Speaking in Manchester, New Hampshire on Monday in front of a backdrop that read “Opioids: The Crisis Next Door,” Trump said the goal is to reduce opioid prescriptions by one third over the next three years. He called for opioid prescriptions reimbursed by government health programs, like Medicaid and Medicare, to follow “best practices” for prescribing in an effort to limit overprescribing. (A White House official told Politico the goal is to use guidelines set by the Centers for Disease Control.)
“We’ll ensure opioid addiction is not subsidized by the American taxpayer,” Trump added.
States will also be encouraged to use a national drug monitoring database that will be created to identify people seeking out multiple opioid prescriptions. Trump said there will be increased federal funding for the development of “non-addictive painkillers.”
“These things are incredibly addictive. We’re going to find that answer also,” he said.
The plan also asks Congress to pass legislation that lowers the amount of drugs needed to invoke the mandatory minimum sentences for drug traffickers who knowingly distribute illegal opioids that are potentially lethal, like fentanyl. The Department of Justice is also asked to seek the death penalty for drug traffickers “where appropriate under current law.”
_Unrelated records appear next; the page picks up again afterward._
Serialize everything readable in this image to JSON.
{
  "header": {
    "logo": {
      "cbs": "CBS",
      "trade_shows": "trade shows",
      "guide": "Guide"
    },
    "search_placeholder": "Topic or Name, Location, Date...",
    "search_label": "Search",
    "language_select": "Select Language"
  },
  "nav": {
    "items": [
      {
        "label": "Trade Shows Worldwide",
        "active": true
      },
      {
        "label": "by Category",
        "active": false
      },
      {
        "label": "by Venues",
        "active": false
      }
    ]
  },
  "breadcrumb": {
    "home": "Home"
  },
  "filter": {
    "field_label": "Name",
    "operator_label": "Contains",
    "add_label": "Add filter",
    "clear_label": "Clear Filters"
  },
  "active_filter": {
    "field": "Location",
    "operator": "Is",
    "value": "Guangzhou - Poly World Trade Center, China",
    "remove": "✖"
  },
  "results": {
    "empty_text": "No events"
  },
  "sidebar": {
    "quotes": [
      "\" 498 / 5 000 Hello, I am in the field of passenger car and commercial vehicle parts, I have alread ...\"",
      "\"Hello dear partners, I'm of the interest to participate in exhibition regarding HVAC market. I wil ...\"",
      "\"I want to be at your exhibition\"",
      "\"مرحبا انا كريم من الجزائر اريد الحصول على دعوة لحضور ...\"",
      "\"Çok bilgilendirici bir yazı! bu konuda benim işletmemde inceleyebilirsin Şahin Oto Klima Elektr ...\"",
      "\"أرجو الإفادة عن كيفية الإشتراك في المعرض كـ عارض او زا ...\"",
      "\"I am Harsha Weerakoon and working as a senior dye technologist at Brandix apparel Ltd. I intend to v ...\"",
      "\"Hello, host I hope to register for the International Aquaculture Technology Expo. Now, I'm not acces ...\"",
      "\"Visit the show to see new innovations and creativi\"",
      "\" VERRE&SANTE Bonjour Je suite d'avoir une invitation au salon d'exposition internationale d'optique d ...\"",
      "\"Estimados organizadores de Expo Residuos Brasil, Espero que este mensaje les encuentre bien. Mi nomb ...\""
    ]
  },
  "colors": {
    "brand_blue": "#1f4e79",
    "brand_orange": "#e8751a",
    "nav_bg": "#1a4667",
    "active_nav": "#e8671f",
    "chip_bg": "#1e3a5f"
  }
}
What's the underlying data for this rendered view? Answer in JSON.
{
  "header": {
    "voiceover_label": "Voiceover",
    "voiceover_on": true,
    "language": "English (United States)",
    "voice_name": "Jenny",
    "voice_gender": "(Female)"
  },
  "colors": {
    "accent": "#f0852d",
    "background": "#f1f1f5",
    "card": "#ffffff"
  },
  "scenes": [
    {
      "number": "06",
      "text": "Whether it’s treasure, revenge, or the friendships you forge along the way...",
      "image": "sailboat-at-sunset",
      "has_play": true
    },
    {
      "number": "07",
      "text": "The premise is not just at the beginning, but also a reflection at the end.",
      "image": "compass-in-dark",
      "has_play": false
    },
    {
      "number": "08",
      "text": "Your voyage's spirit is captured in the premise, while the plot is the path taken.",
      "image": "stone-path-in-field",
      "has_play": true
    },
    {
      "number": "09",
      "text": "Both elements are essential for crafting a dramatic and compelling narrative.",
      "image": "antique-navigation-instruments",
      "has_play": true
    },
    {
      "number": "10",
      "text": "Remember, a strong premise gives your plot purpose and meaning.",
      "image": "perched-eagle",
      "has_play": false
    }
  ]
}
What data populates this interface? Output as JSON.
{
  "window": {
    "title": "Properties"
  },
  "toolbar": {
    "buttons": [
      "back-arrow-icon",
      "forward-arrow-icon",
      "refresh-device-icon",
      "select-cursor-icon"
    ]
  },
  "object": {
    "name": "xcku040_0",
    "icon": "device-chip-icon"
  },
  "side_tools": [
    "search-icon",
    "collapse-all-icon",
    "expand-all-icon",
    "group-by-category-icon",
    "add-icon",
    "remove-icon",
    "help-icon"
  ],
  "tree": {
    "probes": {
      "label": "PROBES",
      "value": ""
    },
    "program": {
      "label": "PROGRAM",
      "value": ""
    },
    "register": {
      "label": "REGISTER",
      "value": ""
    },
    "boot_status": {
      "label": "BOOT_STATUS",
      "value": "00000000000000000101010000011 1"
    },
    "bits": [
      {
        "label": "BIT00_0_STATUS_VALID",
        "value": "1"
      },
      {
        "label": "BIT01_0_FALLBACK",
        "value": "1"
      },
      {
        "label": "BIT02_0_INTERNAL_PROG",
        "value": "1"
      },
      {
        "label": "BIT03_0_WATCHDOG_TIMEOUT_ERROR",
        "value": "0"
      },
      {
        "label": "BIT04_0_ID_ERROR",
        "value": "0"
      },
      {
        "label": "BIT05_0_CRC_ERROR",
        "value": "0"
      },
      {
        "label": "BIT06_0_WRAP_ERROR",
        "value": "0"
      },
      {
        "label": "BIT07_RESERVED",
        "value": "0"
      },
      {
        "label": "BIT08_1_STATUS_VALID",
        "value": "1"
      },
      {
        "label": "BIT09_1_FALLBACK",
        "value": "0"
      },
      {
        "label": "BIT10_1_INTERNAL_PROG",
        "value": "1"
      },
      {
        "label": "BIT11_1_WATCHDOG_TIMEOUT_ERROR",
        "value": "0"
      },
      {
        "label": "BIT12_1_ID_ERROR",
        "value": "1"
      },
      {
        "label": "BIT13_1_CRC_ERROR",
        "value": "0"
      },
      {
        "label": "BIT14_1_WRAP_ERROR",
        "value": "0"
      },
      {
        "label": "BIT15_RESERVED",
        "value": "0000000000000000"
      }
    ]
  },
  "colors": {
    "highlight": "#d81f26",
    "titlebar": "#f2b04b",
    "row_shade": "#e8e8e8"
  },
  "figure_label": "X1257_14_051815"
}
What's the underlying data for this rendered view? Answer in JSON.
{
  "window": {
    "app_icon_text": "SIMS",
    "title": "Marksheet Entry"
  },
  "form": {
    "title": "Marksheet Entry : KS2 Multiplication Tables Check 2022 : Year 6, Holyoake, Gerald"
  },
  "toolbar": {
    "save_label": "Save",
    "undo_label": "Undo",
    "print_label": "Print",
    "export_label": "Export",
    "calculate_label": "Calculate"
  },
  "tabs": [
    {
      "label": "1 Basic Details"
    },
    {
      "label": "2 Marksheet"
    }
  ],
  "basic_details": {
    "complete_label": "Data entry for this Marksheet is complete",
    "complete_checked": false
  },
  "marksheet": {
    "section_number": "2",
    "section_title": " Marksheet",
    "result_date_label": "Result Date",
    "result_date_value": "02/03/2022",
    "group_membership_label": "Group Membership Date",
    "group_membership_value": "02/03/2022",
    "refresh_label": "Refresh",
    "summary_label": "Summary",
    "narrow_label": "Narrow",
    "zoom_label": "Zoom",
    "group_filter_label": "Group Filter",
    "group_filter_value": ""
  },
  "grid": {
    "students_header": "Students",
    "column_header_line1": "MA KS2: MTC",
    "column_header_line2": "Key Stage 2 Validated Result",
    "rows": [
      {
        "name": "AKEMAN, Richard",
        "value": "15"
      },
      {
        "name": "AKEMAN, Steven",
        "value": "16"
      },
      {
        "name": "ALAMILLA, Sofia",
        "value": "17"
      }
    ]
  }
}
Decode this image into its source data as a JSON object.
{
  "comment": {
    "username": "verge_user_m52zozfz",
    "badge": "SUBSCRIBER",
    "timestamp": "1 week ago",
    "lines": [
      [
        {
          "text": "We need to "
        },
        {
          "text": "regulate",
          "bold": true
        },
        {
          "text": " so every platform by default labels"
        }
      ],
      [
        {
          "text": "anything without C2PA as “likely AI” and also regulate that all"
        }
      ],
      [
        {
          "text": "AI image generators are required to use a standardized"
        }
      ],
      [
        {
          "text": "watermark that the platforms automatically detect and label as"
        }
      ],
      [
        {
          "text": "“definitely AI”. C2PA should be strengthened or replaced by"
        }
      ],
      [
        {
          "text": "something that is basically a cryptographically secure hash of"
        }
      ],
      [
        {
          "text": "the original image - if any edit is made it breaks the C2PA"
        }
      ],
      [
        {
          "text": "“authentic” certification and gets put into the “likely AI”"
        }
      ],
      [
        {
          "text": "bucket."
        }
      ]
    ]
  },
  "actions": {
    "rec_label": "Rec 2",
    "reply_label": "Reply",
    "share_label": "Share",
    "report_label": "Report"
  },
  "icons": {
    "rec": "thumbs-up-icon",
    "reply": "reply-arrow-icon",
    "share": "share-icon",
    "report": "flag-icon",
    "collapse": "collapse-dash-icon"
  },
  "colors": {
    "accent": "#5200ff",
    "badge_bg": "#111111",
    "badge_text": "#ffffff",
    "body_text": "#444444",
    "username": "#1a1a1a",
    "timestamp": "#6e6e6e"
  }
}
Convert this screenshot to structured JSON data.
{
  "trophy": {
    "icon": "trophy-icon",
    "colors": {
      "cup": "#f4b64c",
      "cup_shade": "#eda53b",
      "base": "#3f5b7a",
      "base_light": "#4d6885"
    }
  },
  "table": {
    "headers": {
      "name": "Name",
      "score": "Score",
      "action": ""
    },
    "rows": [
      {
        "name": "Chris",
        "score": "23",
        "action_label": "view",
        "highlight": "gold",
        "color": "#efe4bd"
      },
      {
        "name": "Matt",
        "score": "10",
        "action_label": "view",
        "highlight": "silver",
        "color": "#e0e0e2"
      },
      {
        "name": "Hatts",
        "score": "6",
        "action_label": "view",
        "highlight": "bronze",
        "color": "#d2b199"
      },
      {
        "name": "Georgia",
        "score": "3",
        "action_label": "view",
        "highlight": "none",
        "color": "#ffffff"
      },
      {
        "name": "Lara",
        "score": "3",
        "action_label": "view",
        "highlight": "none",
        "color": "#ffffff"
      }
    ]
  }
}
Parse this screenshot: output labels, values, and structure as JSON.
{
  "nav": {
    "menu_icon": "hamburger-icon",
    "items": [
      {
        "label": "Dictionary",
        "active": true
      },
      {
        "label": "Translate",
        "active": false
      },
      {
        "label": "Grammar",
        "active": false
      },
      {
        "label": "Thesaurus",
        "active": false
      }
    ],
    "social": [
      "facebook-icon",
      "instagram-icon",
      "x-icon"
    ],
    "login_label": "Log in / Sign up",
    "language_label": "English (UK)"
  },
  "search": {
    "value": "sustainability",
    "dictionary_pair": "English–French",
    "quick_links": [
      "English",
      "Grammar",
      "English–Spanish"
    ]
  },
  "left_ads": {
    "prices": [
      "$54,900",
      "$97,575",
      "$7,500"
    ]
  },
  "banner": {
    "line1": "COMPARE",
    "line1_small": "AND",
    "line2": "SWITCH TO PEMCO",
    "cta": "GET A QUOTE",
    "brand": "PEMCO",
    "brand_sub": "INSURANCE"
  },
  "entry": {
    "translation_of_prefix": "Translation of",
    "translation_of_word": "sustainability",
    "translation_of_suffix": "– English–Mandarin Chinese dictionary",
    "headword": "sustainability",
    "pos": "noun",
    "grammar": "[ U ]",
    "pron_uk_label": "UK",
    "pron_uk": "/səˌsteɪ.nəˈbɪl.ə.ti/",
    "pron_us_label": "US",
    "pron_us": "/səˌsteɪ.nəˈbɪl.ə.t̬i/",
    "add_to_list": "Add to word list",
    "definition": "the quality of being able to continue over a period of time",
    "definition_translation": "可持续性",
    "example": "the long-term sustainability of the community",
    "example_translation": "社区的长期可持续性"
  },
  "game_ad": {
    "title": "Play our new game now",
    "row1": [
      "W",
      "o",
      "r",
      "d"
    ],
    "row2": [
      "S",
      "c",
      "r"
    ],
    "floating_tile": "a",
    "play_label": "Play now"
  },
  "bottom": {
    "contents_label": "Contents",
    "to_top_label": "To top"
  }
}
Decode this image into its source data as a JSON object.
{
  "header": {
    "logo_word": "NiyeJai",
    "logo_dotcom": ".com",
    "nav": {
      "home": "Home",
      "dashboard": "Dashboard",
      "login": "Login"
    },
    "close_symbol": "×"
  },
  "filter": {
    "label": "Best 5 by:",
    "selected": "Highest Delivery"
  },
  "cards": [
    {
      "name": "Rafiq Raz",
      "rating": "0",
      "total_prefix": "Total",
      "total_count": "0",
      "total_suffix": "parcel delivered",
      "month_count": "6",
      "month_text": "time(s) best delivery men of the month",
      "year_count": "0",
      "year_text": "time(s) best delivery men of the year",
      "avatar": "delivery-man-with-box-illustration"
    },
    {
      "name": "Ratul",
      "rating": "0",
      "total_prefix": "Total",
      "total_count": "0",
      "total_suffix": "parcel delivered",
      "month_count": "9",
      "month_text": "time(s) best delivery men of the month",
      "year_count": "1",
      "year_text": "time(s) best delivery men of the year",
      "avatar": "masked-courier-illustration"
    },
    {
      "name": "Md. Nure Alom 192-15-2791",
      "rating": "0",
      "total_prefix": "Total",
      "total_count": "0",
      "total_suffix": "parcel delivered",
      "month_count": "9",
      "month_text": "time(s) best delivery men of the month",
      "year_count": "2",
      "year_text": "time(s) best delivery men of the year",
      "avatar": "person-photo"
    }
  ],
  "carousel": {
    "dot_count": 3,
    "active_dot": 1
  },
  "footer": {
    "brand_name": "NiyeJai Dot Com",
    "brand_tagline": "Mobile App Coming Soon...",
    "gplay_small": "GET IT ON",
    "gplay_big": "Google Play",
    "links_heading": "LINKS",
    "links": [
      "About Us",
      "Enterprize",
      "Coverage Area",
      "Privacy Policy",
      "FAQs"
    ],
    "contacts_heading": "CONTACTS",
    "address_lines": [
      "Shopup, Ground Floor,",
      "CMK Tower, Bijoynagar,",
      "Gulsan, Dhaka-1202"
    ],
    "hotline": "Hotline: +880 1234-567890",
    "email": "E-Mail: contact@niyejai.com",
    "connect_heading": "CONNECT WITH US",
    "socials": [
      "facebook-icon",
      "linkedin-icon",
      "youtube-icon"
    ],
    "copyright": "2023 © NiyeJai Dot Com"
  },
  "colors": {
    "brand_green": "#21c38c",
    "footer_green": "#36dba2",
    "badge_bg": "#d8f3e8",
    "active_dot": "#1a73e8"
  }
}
In his speech, Trump also reiterated previous statements he’s made, arguing that the best way to beat the drug crisis is to “keep people from getting hooked on drugs to begin with.” To that end, he said “a lot of money” will be spent on commercials that show “how bad” opioids are, along the same lines as anti-smoking commercials.
“So kids seeing those commercials, during the right shows on television or whatever, the internet, when they see these commercials, [they’ll say] I don’t want any part of it,” Trump said. “That’s the least expensive thing we can do where you scare them from ending up like the people in the commercials. We’ll make them very very bad commercials.”
Trump also spoke of building a wall along the U.S. and Mexico border and ending sanctuary cities as ways to limit inflow of illegal drugs, shutting down illegal online marketplaces for drugs and increasing schools’ and first responders’ access to overdose-reversing drugs. He said he plans to introduce a plan for lowering prescription drug prices and advocated “Right to Try” legislation that allows terminally ill patients to use experimental therapies that haven’t yet been approved by the Food and Drug Administration.
Last fall, Trump declared the opioid crisis a “national emergency” and then a “public health emergency.” Trump’s comments and policy ideas shared today will likely be met with criticism from the chronic pain community, who argue that the majority of people using opioids for chronic pain use them responsibly (studies have shown approximately 13 percent of people using opioids “misuse” them, while between 1 and 12 percent become addicted), and policies designed to fight opioid addiction often make it harder for them to obtain treatment.